Custom Preprocessing 🧼

# flowgym/common/preprocess.py
def custom_preprocess_validate_params(params: Dict[str, Any]) -> None:
    # Validate custom pre-processing parameters
    pass

def custom_preprocess(
    images: jnp.ndarray,
    params: Dict[str, Any]
) -> jnp.ndarray:
    # Implement custom pre-processing logic
    return processed_images

__all__ = [
    "custom_preprocess_validate_params",
    "custom_preprocess",
]

Custom Postprocessing 🎨

# flowgym/flow/postprocess/__init__.py
def custom_flow_postprocess_validate_params(params: Dict[str, Any]) -> None:
    # Validate custom post-processing parameters
    pass

def custom_flow_postprocess(
    estimates: jnp.ndarray,
    params: Dict[str, Any]
) -> jnp.ndarray:
    # Implement custom flow post-processing logic
    return processed_estimates

__all__ = [
    "custom_flow_postprocess_validate_params",
    "custom_flow_postprocess",
]

Examples 📚

For more examples, please check our training and evaluation scripts.

Contributing 🤗

Contributions are more than welcome! 🙏 Please check out our how to contribute page, and feel free to open an issue for problems and feature requests⚠️.

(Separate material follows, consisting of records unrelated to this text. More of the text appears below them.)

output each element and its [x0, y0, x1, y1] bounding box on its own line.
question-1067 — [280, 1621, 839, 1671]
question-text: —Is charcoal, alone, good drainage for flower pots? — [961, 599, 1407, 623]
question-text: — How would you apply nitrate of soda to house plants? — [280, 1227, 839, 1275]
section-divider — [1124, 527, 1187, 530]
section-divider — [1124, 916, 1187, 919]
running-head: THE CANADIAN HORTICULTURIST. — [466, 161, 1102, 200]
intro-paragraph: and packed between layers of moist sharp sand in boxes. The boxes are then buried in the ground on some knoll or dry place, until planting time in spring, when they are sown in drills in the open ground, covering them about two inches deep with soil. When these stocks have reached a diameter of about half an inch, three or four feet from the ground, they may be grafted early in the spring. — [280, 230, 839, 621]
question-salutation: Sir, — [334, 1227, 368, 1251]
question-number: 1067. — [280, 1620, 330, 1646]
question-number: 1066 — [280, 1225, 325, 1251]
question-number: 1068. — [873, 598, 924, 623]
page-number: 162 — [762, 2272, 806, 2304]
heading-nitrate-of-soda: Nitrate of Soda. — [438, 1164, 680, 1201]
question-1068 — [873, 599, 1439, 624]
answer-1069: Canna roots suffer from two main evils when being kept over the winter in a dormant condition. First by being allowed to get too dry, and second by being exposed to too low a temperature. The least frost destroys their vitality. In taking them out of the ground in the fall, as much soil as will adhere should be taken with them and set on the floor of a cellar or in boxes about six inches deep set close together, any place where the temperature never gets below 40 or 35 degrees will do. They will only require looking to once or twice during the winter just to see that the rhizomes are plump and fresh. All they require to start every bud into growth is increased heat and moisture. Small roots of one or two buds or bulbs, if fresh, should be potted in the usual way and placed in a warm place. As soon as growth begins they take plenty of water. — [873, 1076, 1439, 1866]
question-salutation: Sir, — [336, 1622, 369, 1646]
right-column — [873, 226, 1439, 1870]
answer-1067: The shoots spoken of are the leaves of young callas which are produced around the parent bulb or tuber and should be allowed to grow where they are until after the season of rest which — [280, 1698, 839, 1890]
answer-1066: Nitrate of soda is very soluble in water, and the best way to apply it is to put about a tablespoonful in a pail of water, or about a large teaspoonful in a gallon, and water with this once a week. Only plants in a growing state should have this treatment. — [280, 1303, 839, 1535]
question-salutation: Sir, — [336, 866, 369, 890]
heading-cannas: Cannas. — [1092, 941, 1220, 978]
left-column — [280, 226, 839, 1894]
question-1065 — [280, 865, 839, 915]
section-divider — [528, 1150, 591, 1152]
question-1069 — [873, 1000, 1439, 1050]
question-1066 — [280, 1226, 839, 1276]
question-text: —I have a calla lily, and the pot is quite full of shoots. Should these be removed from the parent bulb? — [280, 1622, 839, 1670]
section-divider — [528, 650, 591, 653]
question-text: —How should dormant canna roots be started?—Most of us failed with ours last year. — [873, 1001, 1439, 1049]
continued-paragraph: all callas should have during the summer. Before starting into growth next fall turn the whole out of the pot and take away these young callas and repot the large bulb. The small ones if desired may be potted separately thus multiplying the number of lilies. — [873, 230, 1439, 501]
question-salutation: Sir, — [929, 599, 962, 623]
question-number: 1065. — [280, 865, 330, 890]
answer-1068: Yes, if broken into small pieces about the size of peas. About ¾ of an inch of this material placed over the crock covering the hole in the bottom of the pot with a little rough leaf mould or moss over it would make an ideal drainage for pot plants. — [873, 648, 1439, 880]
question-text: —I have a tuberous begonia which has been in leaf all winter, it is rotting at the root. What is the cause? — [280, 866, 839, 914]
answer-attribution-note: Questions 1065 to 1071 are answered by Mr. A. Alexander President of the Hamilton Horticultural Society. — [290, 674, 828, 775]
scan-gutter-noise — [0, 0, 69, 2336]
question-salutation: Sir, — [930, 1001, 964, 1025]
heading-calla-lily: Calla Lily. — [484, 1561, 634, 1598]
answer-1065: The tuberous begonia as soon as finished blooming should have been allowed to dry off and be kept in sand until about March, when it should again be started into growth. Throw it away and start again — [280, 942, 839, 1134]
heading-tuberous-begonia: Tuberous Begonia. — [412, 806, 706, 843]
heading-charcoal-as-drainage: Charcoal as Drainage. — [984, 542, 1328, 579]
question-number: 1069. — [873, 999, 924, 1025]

If you have developed a new method integrating with Flow Gym, please do open a PR! New methods should come with reproducible experiments showcasing the features. We collect these experiments in the folder experiments/your-method.

Citation 📈

If you use this code in your research, please cite our paper:

   @article{banelli2025flowgym,
      title={Flow Gym},
      author={Banelli, Francesco and Terpin, Antonio and Bonomi, Alan and D'Andrea, Raffaello},
      year={2025}
   }

License 📝

This project is licensed under the MIT License - see the LICENSE file for details.